The Pensions Regulator has begun spot checks in South Wales this week as part of its nationwide auto-enrolment enforcement campaign.
In order to ensure that employers are complying with their pension duties, TP launched the campaign in London in April. To date it has carried out short-notice inspections in Greater Manchester, Sheffield, Birmingham, Edinburg and Glasgow.
In Wales, inspection teams will be visiting dozens of businesses in Cardiff, Newport, Caerphilly, the Vale of Glamorgan and Rhondda Cyon Taf to check that employers have met their auto-enrolment duties.
The regulator has said the checks will help it to understand whether employers are facing any unnecessary challenges that it can assist with, in addition to taking enforcement action and issuing notices to employers who have not become or remained compliant with their auto-enrolment requirements.

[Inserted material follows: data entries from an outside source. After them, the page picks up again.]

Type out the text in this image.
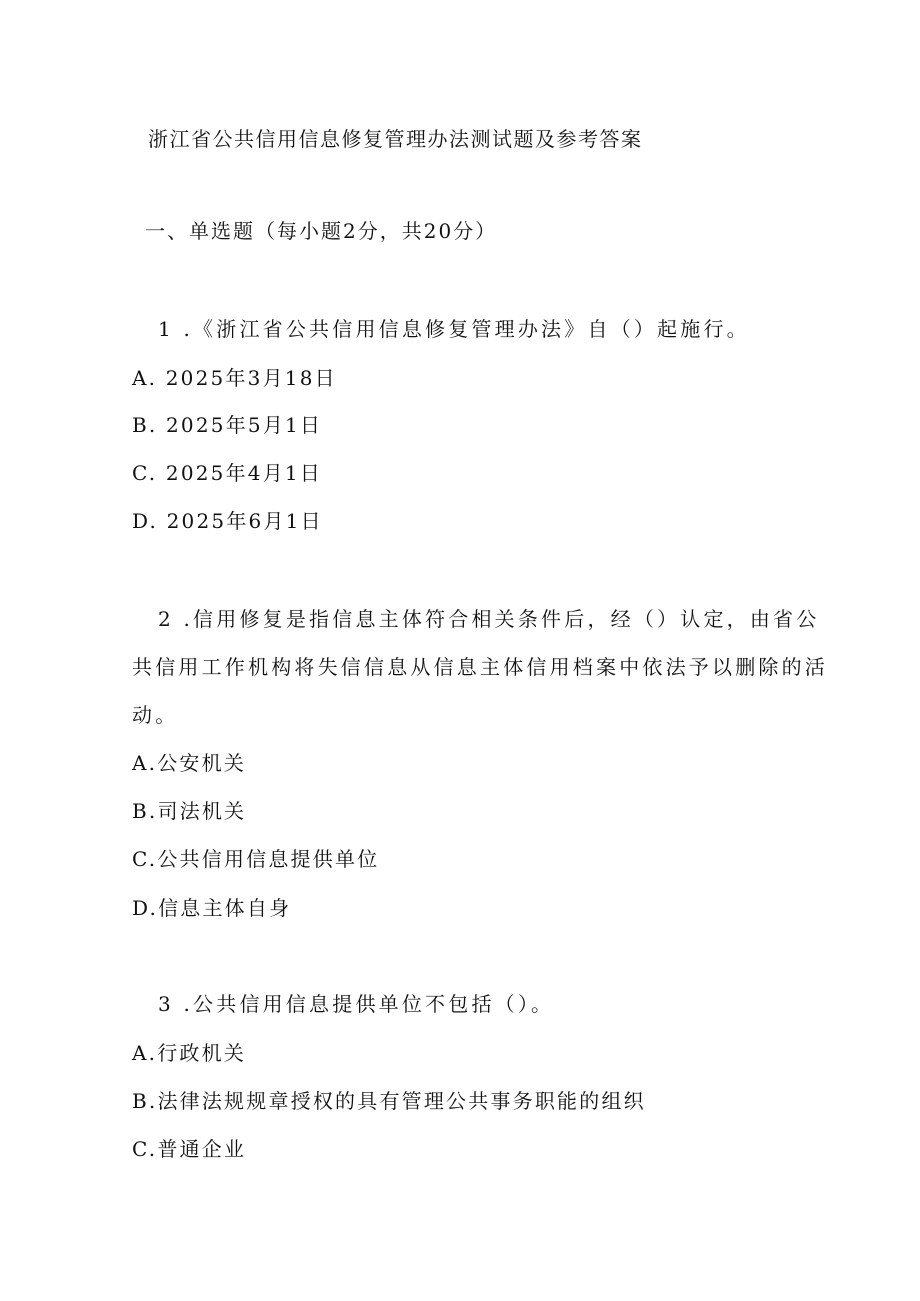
浙江省公共信用信息修复管理办法测试题及参考答案
一、单选题（每小题2分，共20分）
1 .《浙江省公共信用信息修复管理办法》自（）起施行。
A. 2025年3月18日
B. 2025年5月1日
C. 2025年4月1日
D. 2025年6月1日
2 .信用修复是指信息主体符合相关条件后，经（）认定，由省公
共信用工作机构将失信信息从信息主体信用档案中依法予以删除的活
动。
A.公安机关
B.司法机关
C.公共信用信息提供单位
D.信息主体自身
3 .公共信用信息提供单位不包括（）。
A.行政机关
B.法律法规规章授权的具有管理公共事务职能的组织
C.普通企业
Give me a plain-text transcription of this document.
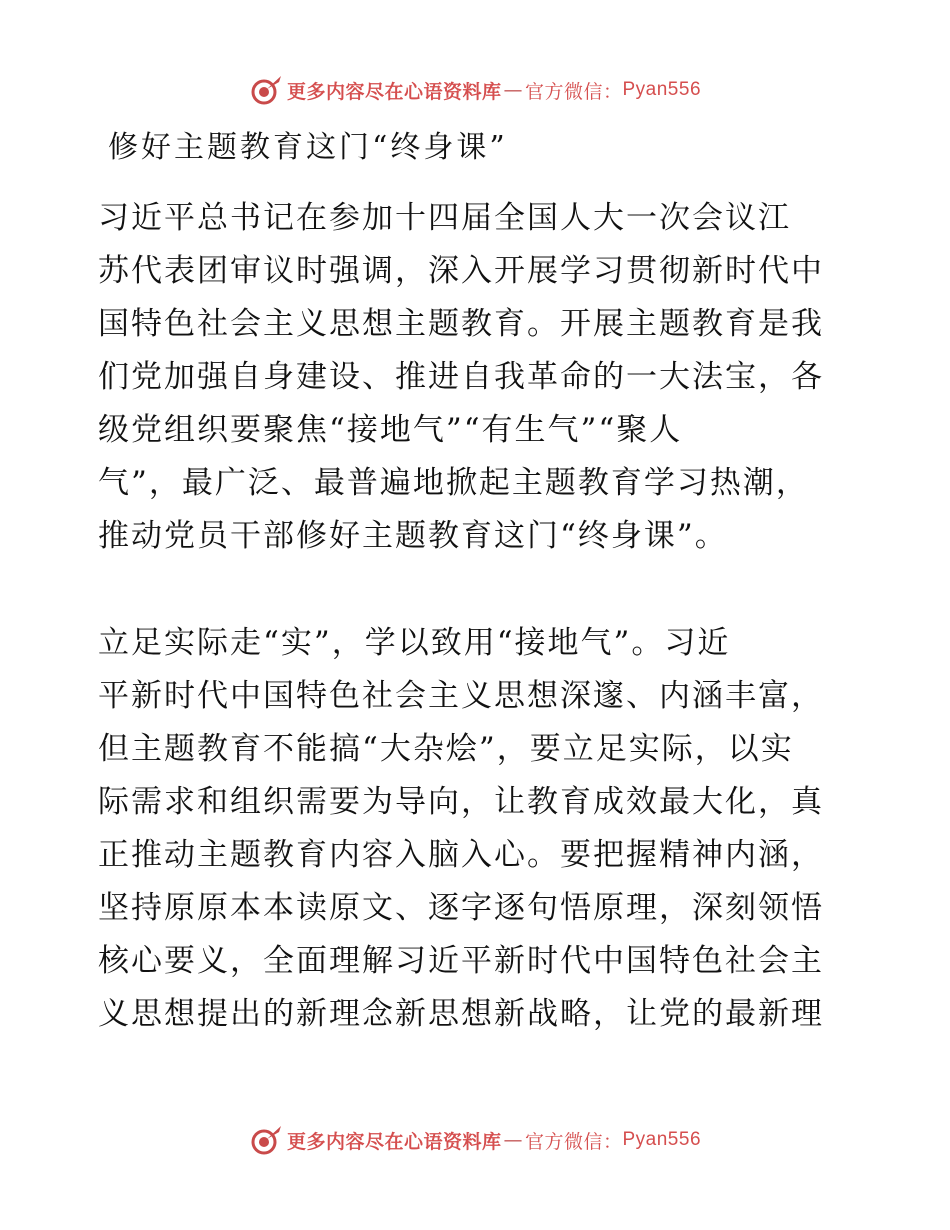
更多内容尽在心语资料库 — 官方微信： Pyan556
修好主题教育这门“终身课”
习近平总书记在参加十四届全国人大一次会议江
苏代表团审议时强调，深入开展学习贯彻新时代中
国特色社会主义思想主题教育。开展主题教育是我
们党加强自身建设、推进自我革命的一大法宝，各
级党组织要聚焦“接地气”“有生气”“聚人
气”，最广泛、最普遍地掀起主题教育学习热潮，
推动党员干部修好主题教育这门“终身课”。
立足实际走“实”，学以致用“接地气”。习近
平新时代中国特色社会主义思想深邃、内涵丰富，
但主题教育不能搞“大杂烩”，要立足实际，以实
际需求和组织需要为导向，让教育成效最大化，真
正推动主题教育内容入脑入心。要把握精神内涵，
坚持原原本本读原文、逐字逐句悟原理，深刻领悟
核心要义，全面理解习近平新时代中国特色社会主
义思想提出的新理念新思想新战略，让党的最新理
更多内容尽在心语资料库 — 官方微信： Pyan556
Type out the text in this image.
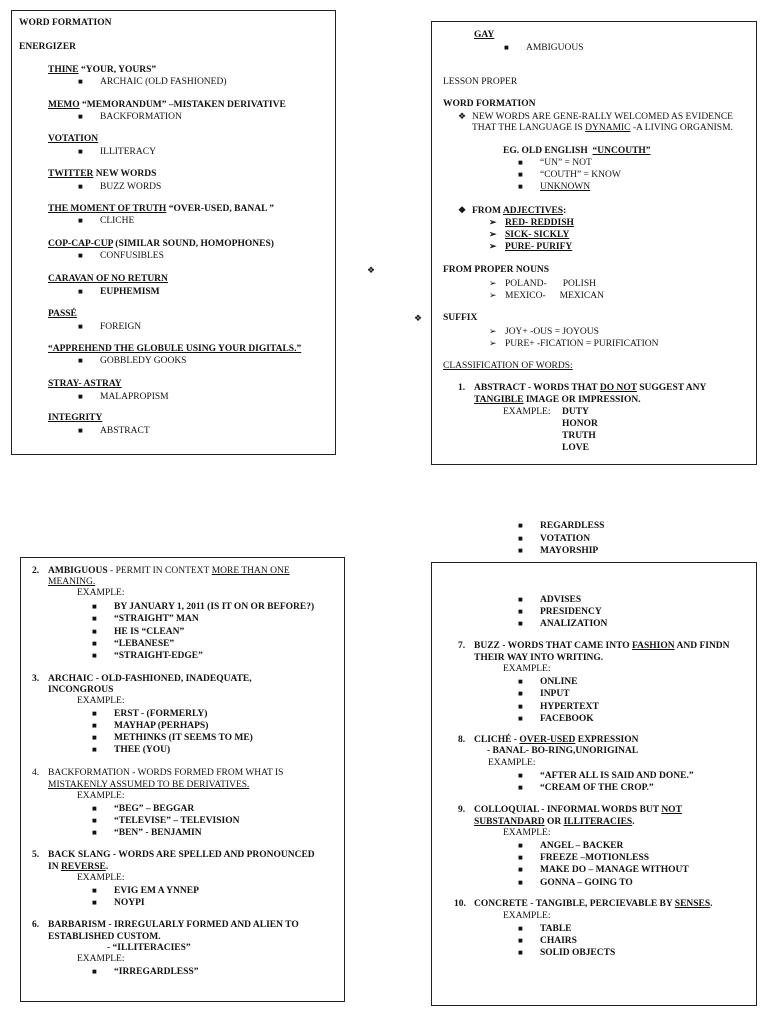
WORD FORMATION
ENERGIZER
THINE “YOUR, YOURS”
■ ARCHAIC (OLD FASHIONED)
MEMO “MEMORANDUM” –MISTAKEN DERIVATIVE
■ BACKFORMATION
VOTATION
■ ILLITERACY
TWITTER NEW WORDS
■ BUZZ WORDS
THE MOMENT OF TRUTH “OVER-USED, BANAL ”
■ CLICHE
COP-CAP-CUP (SIMILAR SOUND, HOMOPHONES)
■ CONFUSIBLES
CARAVAN OF NO RETURN
■ EUPHEMISM
PASSÉ
■ FOREIGN
“APPREHEND THE GLOBULE USING YOUR DIGITALS.”
■ GOBBLEDY GOOKS
STRAY- ASTRAY
■ MALAPROPISM
INTEGRITY
■ ABSTRACT
❖
❖
GAY
■ AMBIGUOUS
LESSON PROPER
WORD FORMATION
❖ NEW WORDS ARE GENE-RALLY WELCOMED AS EVIDENCE
THAT THE LANGUAGE IS DYNAMIC -A LIVING ORGANISM.
EG. OLD ENGLISH “UNCOUTH”
■ “UN” = NOT
■ “COUTH” = KNOW
■ UNKNOWN
❖ FROM ADJECTIVES:
➢ RED- REDDISH
➢ SICK- SICKLY
➢ PURE- PURIFY
FROM PROPER NOUNS
➢ POLAND- POLISH
➢ MEXICO- MEXICAN
SUFFIX
➢ JOY+ -OUS = JOYOUS
➢ PURE+ -FICATION = PURIFICATION
CLASSIFICATION OF WORDS:
1. ABSTRACT - WORDS THAT DO NOT SUGGEST ANY
TANGIBLE IMAGE OR IMPRESSION.
EXAMPLE: DUTY
HONOR
TRUTH
LOVE
■ REGARDLESS
■ VOTATION
■ MAYORSHIP
2. AMBIGUOUS - PERMIT IN CONTEXT MORE THAN ONE
MEANING.
EXAMPLE:
■ BY JANUARY 1, 2011 (IS IT ON OR BEFORE?)
■ “STRAIGHT” MAN
■ HE IS “CLEAN”
■ “LEBANESE”
■ “STRAIGHT-EDGE”
3. ARCHAIC - OLD-FASHIONED, INADEQUATE,
INCONGROUS
EXAMPLE:
■ ERST - (FORMERLY)
■ MAYHAP (PERHAPS)
■ METHINKS (IT SEEMS TO ME)
■ THEE (YOU)
4. BACKFORMATION - WORDS FORMED FROM WHAT IS
MISTAKENLY ASSUMED TO BE DERIVATIVES.
EXAMPLE:
■ “BEG” – BEGGAR
■ “TELEVISE” – TELEVISION
■ “BEN” - BENJAMIN
5. BACK SLANG - WORDS ARE SPELLED AND PRONOUNCED
IN REVERSE.
EXAMPLE:
■ EVIG EM A YNNEP
■ NOYPI
6. BARBARISM - IRREGULARLY FORMED AND ALIEN TO
ESTABLISHED CUSTOM.
- “ILLITERACIES”
EXAMPLE:
■ “IRREGARDLESS”
■ ADVISES
■ PRESIDENCY
■ ANALIZATION
7. BUZZ - WORDS THAT CAME INTO FASHION AND FINDN
THEIR WAY INTO WRITING.
EXAMPLE:
■ ONLINE
■ INPUT
■ HYPERTEXT
■ FACEBOOK
8. CLICHÉ - OVER-USED EXPRESSION
- BANAL- BO-RING,UNORIGINAL
EXAMPLE:
■ “AFTER ALL IS SAID AND DONE.”
■ “CREAM OF THE CROP.”
9. COLLOQUIAL - INFORMAL WORDS BUT NOT
SUBSTANDARD OR ILLITERACIES.
EXAMPLE:
■ ANGEL – BACKER
■ FREEZE –MOTIONLESS
■ MAKE DO – MANAGE WITHOUT
■ GONNA – GOING TO
10. CONCRETE - TANGIBLE, PERCIEVABLE BY SENSES.
EXAMPLE:
■ TABLE
■ CHAIRS
■ SOLID OBJECTS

Inspections are carried out under section 74 of the Pensions Act 2004; TPR teams are to continue to visit other towns and cities across the UK in the coming weeks. Employers are notified about an inspection within days before the visit, with those being visited including organisations that the regulator suspects may not be compliant or those at risk of becoming non-compliant in future.
TPR director of automatic enrolment Darren Ryder said: "The vast majority of employers are continuing to become compliant ahead of their deadline but these visits help us to identify why some have not, so we can take action where we need to.
"Every employer has workplace pension duties and we are determined that every worker gets the pension they are entitled to.
"Automatic enrolment is not an option, it’s the law. Where we find employers are not complying with the law, we will use our powers to make them comply."
To date, more than 690,000 UK employers have met their auto-enrolment duties, with over eight million employees saving into a workplace pension as a result.